I remember when I was 8 years old and had just moved to a brand new country. I was a shy kid, for the most part while growing up, and moving continents did not help at all with that situation. When I arrived at JFK with my mom on a very cold day, I then knew my life would change forever. I was excited for the new experience in America that had so clearly presented itself. My dad received us with a warm smile and I remember him uttering two very important words that would resonate with me for the rest of my stay in New York City: “Welcome home.”
I was born in Nairobi, Kenya. We then moved to Nanyuki since my step dad had just gotten a promotion and had to move to an office in a different part of the country. I went to a private British school there; where most students were white. I never really felt alienated or at all bothered by the fact that most of my classmates were of a different color. I don’t think children pay that much attention to these issues. My best friend in the school was however not white. He was Indian. British Indian. And we never even once talked about the appearance of our skin. Living in Kenya was easy. The United States was something else.
When I started at St. Patricks in New York, I immediately noticed that I was one of the few students of color in the entire school. The only student of color in my class. I started getting nervous and anxious more frequently than an 8-year-old child should ever feel. It wasn’t because I felt like my life was in any sort of danger or anything, but because I wanted so badly to be like all the other kids in my class. I wanted the straight blonde hair, the blue eyes, and the white skin. I hated my race! I was a child going through self-hate even without fully understanding the concept or meaning of it.
I remember having a conversation with my dad a few months later about wanting to transfer schools. I didn’t really like that it was a catholic school either. I wasn’t at all keen on wearing the green ugly uniform or having nuns as teachers. I wanted to go to a uniform free school. Like the kids I saw on TV back in Nairobi. American schools were pretty much just like the Kenyan schools I had gone to at this point.

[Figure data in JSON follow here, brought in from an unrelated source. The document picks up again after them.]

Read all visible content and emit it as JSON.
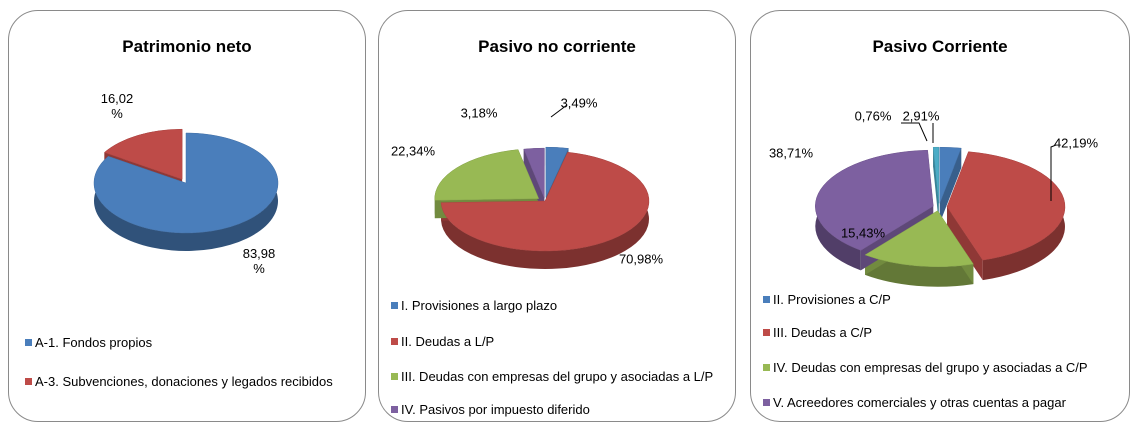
{
  "chart_data": [
    {
      "type": "pie",
      "title": "Patrimonio neto",
      "categories": [
        "A-1. Fondos propios",
        "A-3. Subvenciones, donaciones y legados recibidos"
      ],
      "values": [
        83.98,
        16.02
      ],
      "value_labels": [
        "83,98 %",
        "16,02 %"
      ],
      "colors": [
        "#4a7ebb",
        "#be4b48"
      ]
    },
    {
      "type": "pie",
      "title": "Pasivo no corriente",
      "categories": [
        "I. Provisiones a largo plazo",
        "II. Deudas a L/P",
        "III. Deudas con empresas del grupo y asociadas a L/P",
        "IV. Pasivos por impuesto diferido"
      ],
      "values": [
        3.49,
        70.98,
        22.34,
        3.18
      ],
      "value_labels": [
        "3,49%",
        "70,98%",
        "22,34%",
        "3,18%"
      ],
      "colors": [
        "#4a7ebb",
        "#be4b48",
        "#98b954",
        "#7d60a0"
      ]
    },
    {
      "type": "pie",
      "title": "Pasivo Corriente",
      "categories": [
        "II. Provisiones a C/P",
        "III. Deudas a C/P",
        "IV. Deudas con empresas del grupo y asociadas a C/P",
        "V. Acreedores comerciales y otras cuentas a pagar",
        null
      ],
      "values": [
        2.91,
        42.19,
        15.43,
        38.71,
        0.76
      ],
      "value_labels": [
        "2,91%",
        "42,19%",
        "15,43%",
        "38,71%",
        "0,76%"
      ],
      "colors": [
        "#4a7ebb",
        "#be4b48",
        "#98b954",
        "#7d60a0",
        "#4bacc6"
      ]
    }
  ]
}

It wasn’t until I transferred to St. Joseph Hill that I started appreciating diversity. There were more students in the class who looked just like me, which might seem like a trivial thing to attach to self-worth, but I assure you, it’s more important than most people give it credit for.
Six years passed and I moved back to Kenya. Not due to the anxiety but because I missed my family. My mom, my siblings, my cousins, my grandma were all here. Living away from the people who matter most to you at such a young age was a struggle. Life back here in Kenya was relatively easier. The school I went to had more black kids and it didn’t hurt that they were all smitten by my foreign accent. I went from a position of always feeling like I was second best to being an entitled little god. My issues with my skin color however never stopped. Even back here in Kenya, I noticed the privileges that white people were afforded that others who looked like me would never get.
I can say that I made peace with my natural features when I was a senior in University. I was 21 years old when I started feeling a glimmer of pride about being black. For the first time in my life, I had no desire to abandon my race anymore. In relation, I started growing out my hair. It was not a ‘fashion statement’ at all, as most people who know me stated. It was more about accepting the physical features that make me a black person. I took pride in it. I got defensive when people suggested I shave it. And generally got angry when people dissed its texture.
I am black! It took me almost all my life to come to terms with this fact. To embrace and love it. But finally, I am here. And I am proud!